I'm setting up a new column of 0s and 1s in my dataframe based on the values of other columns in that row. The value should equal 1 if any of the following conditions are true, and 0 otherwise:
y_train['SEPSISPATOS']=='Yes' OR
y_train['SEPSHOCKPATOS'] == 'Yes' OR
y_train['OTHSYSEP'] == 'Sepsis' OR
y_train['OTHSESHOCK'] == 'Septic Shock'
I've tried using list comprehensions and np.select (code below)
NSQIPdf_train = pd.read_csv("acs_nsqip_puf13_2.csv",sep=',',encoding='utf-8')
y_train = NSQIPdf_train.loc[:,('SEPSISPATOS','SEPSHOCKPATOS', 'OTHSYSEP', 'OTHSESHOCK')]
### trying list comprehension
y_train['SEPSIS_STATUS'] = [1 if (x['SEPSISPATOS'] == 'Yes') or (x['SEPSHOCKPATOS'] == 'Yes') or (x['OTHSYSEP'] == 'Sepsis') or (x['OTHSESHOCK'] == 'Septic Shock') else 0 for x in y_train]
### trying np.select
y_train['SEPSIS_STATUS'] = [1 if (x['SEPSISPATOS'] == 'Yes') or (x['SEPSHOCKPATOS'] == 'Yes') or (x['OTHSYSEP'] == 'Sepsis') or (x['OTHSESHOCK'] == 'Septic Shock') else 0 for x in y_train]
conditions=[
(y_train['SEPSISPATOS'] == 'Yes'),
(y_train['SEPSHOCKPATOS'] == 'Yes'),
(y_train['OTHSYSEP'] == 'Sepsis'),
(y_train['OTHSESHOCK'] == 'Septic Shock')]
choices=[1,1,1,1]
y_train['SEPSIS_STATUS'] = np.select(conditions,choices,default=0)
print (y_train)
print (y_train.dtypes)
Using np.select, you can see where OTHSESHOCK='Septic Shock' in row 3, SEPSIS_STATUS is still 0, where I am instead expecting 1. The string comparison does not seem to work (sample output below - I am wondering if this is because dtype of the columns is 'object' because of how Pandas reads in csv files instead of string)
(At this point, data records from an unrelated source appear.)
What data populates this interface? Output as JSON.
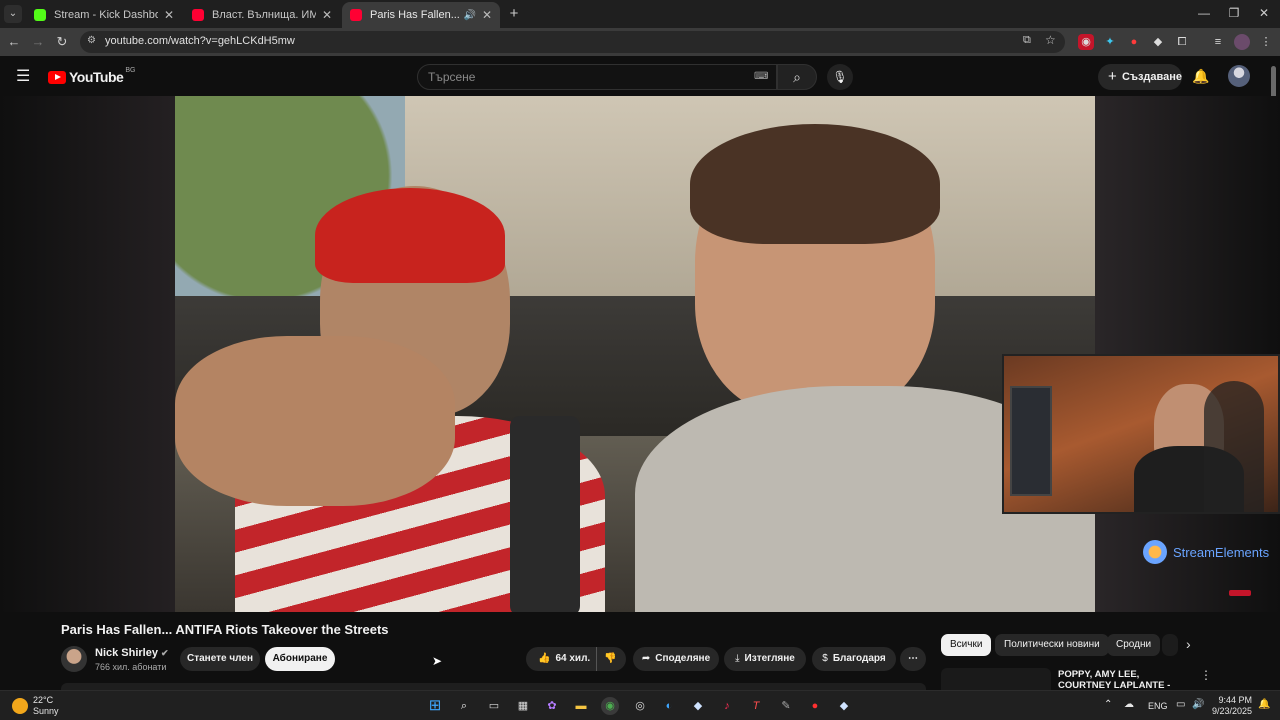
{
  "browser": {
    "tabs": [
      {
        "title": "Stream - Kick Dashboard",
        "favicon_color": "#53fc18",
        "active": false
      },
      {
        "title": "Власт. Вълнища. ИМПЕРИЯ. И",
        "favicon_color": "#ff0033",
        "active": false
      },
      {
        "title": "Paris Has Fallen... ANTIFA R",
        "favicon_color": "#ff0033",
        "active": true
      }
    ],
    "url": "youtube.com/watch?v=gehLCKdH5mw"
  },
  "youtube": {
    "logo_text": "YouTube",
    "country_code": "BG",
    "search_placeholder": "Търсене",
    "create_label": "Създаване"
  },
  "video": {
    "title": "Paris Has Fallen... ANTIFA Riots Takeover the Streets",
    "channel_name": "Nick Shirley",
    "subscribers": "766 хил. абонати",
    "join_label": "Станете член",
    "subscribe_label": "Абониране",
    "likes": "64 хил.",
    "share_label": "Споделяне",
    "download_label": "Изтегляне",
    "thanks_label": "Благодаря"
  },
  "overlay": {
    "brand": "StreamElements"
  },
  "sidebar": {
    "chips": [
      "Всички",
      "Политически новини",
      "Сродни"
    ],
    "recommendation_title": "POPPY, AMY LEE, COURTNEY LAPLANTE - End of You (Offici"
  },
  "taskbar": {
    "weather_temp": "22°C",
    "weather_desc": "Sunny",
    "lang": "ENG",
    "time": "9:44 PM",
    "date": "9/23/2025"
  },
  "colors": {
    "yt_red": "#ff0000",
    "background": "#0f0f0f",
    "kick_green": "#53fc18",
    "se_blue": "#6aa4ff"
  }
}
SEPSISPATOS SEPSHOCKPATOS ... OTHSESHOCK SEPSIS_STATUS
0 b'No' b'No' ... b'No Complication' 0
1 b'No' b'No' ... b'No Complication' 0
2 b'No' b'No' ... b'No Complication' 0
3 b'No' b'No' ... b'Septic Shock' 0
4 b'No' b'No' ... b'No Complication' 0
5 b'No' b'No' ... b'No Complication' 0
6 b'No' b'No' ... b'No Complication' 0
7 b'No' b'No' ... b'No Complication' 0
8 b'No' b'No' ... b'No Complication' 0
When using list comprehension, I get the following error:
AttributeError: 'DataFrame' object has no attribute 'str'.
Finally, here are the dtypes of my variables when using print(df.dtypes)
SEPSISPATOS object
SEPSHOCKPATOS object
OTHSYSEP object
OTHSESHOCK object
SEPSIS_STATUS int32
dtype: object
Help much appreciated. I've tried multiple ways, but am open to other suggestions or fixes. Thank you!